Lübeck

Gefahrenstelle Auffahrt? Sicher auf die Fernstraße kommen

Verkehrssicherheitsaktiven des ACE Auto Club Europa

[LÜBECK]

Besonders die deutschen Autobahnen gelten als sicher. Dennoch kommt es auch hier immer wieder zu Unfällen. Mit 1,19 Verkehrstoten je einer Milliarde Fahrzeugkilometer im Jahr 2025 liegt die Zahl relativ niedrig – doch für uns beim ACE Auto Club Europa gilt: Jeder Verkehrstote ist einer zu viel. Mit der Aktion „Gefahrenstelle Auffahrt? – Sicher auf die Fernstraße“ nimmt der ACE in diesem Jahr das Auffahren auf Autobahnen, Kraftfahrstraßen und Bundesstraßen in den Blick – überall dort, wo ein Beschleunigungsstreifen zur Verfügung steht.

Der Beschleunigungsstreifen verläuft parallel zur Fahrspur und dient dazu, die eigene Geschwindigkeit dem Verkehr anzupassen. Wegen der hohen Geschwindigkeiten auf Fernstraßen ist das Einfädeln jedoch oft anspruchsvoll. Wir alle kennen die Situation: Besonders unerfahrene Fahrerinnen und Fahrer fühlen sich unsicher, doch auch Geübte geraten bei dichtem Verkehr schnell unter Stress.

Gerade deshalb schauen unsere rund 700 Ehrenamtlichen zum Tag der Verkehrssicherheit 2026 ganz genau hin. Der ACE dokumentiert bundesweit Risiken, Fahrfehler und Gefährdungen und rückt so diese sensiblen Stellen des Straßenverkehrs in den Fokus. Auffahren über den Beschleunigungsstreifen – aber richtig!

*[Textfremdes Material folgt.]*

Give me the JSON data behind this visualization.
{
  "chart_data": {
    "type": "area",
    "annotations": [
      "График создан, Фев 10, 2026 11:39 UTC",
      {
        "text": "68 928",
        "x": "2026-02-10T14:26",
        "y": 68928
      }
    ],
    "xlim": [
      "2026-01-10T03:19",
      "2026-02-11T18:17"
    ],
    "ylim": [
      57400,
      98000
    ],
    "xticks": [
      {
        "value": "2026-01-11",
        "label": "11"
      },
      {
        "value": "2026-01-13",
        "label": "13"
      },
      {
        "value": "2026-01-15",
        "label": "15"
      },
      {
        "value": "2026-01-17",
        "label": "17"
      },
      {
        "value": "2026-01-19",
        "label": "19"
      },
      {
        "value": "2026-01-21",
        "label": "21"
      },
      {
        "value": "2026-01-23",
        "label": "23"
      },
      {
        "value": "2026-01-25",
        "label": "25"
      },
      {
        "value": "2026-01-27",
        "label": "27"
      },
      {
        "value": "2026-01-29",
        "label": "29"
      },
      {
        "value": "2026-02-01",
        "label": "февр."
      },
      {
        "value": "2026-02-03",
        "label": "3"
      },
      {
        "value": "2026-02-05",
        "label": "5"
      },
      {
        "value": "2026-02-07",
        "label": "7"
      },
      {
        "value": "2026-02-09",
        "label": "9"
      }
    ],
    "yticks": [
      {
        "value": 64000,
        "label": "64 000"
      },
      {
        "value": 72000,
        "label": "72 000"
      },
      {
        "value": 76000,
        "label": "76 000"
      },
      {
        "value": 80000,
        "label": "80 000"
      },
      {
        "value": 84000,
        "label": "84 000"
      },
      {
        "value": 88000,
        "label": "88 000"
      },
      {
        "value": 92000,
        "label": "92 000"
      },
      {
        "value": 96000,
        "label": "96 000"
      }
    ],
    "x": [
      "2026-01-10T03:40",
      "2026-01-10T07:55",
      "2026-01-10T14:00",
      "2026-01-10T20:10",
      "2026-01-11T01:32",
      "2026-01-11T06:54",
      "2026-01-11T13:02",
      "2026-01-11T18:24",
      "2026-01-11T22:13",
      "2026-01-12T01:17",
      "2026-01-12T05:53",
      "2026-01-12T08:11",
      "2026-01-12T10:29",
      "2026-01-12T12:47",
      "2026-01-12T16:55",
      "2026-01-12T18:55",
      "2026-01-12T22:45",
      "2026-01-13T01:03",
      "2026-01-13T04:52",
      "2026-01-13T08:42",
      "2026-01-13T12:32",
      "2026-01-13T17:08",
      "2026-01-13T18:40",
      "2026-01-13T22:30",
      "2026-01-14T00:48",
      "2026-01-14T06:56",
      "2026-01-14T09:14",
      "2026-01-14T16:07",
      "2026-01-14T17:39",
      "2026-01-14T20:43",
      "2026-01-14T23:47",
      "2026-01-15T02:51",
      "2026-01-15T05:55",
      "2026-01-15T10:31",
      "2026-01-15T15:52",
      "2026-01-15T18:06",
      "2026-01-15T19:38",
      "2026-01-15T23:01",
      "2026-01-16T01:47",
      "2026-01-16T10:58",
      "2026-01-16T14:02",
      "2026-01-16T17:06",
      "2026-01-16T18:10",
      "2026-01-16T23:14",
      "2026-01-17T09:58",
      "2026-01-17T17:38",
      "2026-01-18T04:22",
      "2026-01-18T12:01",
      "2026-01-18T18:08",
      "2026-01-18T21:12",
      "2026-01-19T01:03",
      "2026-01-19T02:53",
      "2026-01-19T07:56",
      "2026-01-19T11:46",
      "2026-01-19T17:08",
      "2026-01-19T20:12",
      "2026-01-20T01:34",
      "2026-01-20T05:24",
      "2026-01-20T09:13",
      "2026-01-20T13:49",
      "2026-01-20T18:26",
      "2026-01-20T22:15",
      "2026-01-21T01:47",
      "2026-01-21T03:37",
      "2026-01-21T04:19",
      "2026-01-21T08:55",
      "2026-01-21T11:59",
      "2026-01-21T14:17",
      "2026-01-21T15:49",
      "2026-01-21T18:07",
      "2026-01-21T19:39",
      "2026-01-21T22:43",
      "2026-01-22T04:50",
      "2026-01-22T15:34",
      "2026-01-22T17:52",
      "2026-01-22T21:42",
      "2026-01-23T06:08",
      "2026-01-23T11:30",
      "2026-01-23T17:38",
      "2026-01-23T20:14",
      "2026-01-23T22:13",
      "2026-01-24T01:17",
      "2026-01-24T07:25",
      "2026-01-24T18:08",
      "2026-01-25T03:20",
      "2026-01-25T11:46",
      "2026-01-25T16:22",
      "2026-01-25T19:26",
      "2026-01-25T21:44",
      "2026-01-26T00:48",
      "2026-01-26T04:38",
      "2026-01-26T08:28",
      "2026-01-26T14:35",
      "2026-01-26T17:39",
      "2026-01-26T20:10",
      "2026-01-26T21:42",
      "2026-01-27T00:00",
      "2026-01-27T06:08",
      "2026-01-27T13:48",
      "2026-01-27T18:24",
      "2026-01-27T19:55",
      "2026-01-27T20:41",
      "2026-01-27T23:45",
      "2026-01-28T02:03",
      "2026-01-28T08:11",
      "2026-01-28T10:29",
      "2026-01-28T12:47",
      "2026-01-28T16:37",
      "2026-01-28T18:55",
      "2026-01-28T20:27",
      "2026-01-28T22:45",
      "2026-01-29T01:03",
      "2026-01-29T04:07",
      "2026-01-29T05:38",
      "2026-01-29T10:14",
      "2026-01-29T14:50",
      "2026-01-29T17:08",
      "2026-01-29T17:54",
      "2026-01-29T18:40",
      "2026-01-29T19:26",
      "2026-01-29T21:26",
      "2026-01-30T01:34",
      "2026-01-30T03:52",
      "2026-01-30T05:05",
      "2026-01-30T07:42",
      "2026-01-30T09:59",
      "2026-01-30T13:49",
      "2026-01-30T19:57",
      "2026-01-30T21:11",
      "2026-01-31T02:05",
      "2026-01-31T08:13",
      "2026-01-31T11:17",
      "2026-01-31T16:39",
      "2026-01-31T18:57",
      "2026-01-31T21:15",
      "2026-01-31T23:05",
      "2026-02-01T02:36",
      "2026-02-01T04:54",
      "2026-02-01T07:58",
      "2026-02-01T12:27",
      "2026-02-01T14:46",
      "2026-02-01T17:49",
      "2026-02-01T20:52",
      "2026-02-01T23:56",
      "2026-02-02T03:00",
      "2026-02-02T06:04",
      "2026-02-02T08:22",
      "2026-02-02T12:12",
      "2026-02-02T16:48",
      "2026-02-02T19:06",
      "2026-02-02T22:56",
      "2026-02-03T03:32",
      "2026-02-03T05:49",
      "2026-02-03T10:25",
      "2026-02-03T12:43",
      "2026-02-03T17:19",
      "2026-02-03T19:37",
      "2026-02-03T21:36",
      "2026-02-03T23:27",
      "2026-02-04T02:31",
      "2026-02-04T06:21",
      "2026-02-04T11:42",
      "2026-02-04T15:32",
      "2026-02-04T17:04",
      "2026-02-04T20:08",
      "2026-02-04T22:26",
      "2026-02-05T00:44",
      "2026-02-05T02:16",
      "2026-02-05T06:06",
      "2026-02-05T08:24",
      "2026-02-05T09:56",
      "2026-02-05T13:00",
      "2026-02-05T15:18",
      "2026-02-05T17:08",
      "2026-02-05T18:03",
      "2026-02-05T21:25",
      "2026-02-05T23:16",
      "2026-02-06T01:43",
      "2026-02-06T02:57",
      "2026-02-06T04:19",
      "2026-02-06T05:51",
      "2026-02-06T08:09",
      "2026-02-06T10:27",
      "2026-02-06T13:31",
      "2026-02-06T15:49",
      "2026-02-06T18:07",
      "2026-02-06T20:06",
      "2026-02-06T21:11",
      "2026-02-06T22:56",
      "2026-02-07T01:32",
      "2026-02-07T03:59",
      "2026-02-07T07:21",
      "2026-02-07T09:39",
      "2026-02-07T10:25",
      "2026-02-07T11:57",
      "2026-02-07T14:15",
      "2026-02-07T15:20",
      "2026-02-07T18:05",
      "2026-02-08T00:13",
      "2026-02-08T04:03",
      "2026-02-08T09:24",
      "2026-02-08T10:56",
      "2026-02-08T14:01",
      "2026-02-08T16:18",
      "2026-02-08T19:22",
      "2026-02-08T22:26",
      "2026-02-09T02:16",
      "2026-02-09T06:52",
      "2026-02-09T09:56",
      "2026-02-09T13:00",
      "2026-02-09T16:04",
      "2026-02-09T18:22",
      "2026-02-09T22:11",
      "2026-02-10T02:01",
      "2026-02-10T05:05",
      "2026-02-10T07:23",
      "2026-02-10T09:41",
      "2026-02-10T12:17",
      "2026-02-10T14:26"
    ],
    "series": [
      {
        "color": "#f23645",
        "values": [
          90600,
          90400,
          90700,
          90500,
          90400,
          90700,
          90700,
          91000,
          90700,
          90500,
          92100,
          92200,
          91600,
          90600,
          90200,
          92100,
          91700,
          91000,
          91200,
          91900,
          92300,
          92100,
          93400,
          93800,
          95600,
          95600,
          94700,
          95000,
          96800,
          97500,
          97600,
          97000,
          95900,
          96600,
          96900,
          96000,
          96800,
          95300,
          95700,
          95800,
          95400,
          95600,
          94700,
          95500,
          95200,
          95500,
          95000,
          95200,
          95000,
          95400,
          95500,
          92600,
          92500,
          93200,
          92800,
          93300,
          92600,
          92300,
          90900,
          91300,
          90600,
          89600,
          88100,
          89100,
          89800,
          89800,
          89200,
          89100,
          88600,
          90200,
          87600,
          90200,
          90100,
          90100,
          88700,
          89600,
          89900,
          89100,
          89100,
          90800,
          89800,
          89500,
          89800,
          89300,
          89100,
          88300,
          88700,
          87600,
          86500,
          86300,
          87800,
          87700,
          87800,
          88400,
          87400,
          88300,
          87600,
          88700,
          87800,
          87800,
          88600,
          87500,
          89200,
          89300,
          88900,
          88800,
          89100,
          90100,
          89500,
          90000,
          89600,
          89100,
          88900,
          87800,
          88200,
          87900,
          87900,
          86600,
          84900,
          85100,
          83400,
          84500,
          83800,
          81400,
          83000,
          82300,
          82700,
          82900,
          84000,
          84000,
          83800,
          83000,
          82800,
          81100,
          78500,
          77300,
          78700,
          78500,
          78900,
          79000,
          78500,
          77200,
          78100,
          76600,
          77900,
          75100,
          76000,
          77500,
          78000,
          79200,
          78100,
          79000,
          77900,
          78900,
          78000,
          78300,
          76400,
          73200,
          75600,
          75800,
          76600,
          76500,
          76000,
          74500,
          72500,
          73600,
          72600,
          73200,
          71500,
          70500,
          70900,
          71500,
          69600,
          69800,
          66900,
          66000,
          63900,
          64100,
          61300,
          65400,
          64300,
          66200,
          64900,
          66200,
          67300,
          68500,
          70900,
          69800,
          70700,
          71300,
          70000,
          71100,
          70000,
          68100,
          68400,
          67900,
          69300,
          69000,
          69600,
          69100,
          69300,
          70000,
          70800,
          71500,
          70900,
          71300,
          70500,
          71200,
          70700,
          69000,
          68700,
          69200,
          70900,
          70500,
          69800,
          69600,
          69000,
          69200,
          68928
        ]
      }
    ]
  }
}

Was gilt beim Auffahren? Wer über den Beschleunigungsstreifen auf eine Fernstraße auffährt, hat einiges zu beachten. Der Beschleunigungsstreifen dient dazu, das Einfädeln in den fließenden Verkehr zu erleichtern. Er bietet ausreichend Strecke, um die eigene Geschwindigkeit an den Verkehr auf der Fahrspur anzupassen. Dabei darf die gesamte Länge des Beschleunigungsstreifens genutzt werden. Beim Wechsel auf die Fahrspur sollte die Geschwindigkeit an die des übrigen Verkehrs angeglichen sein. Rechtzeitig vor dem Einfädeln muss der Blinker gesetzt werden, um zu signalisieren, dass man auffahren möchte. Wichtig ist jedoch: Blinken allein reicht nicht! Wer blinkt, muss weiterhin den Verkehrsfluss beobachten. Erst wenn sich eine geeignete Lücke bietet, darf auf die rechte Fahrspur eingefädelt werden. Dabei ist der Schulterblick unerlässlich, um auch den toten Winkel zu sehen. Zudem gilt: „Der Verkehr auf der durchgehenden Fahrbahn hat Vorfahrt“ (§ 18 Absatz 3 StVO). An Auffahrten gilt kein Reißverschlussverfahren. Einfädeln nicht geschafft – was nun?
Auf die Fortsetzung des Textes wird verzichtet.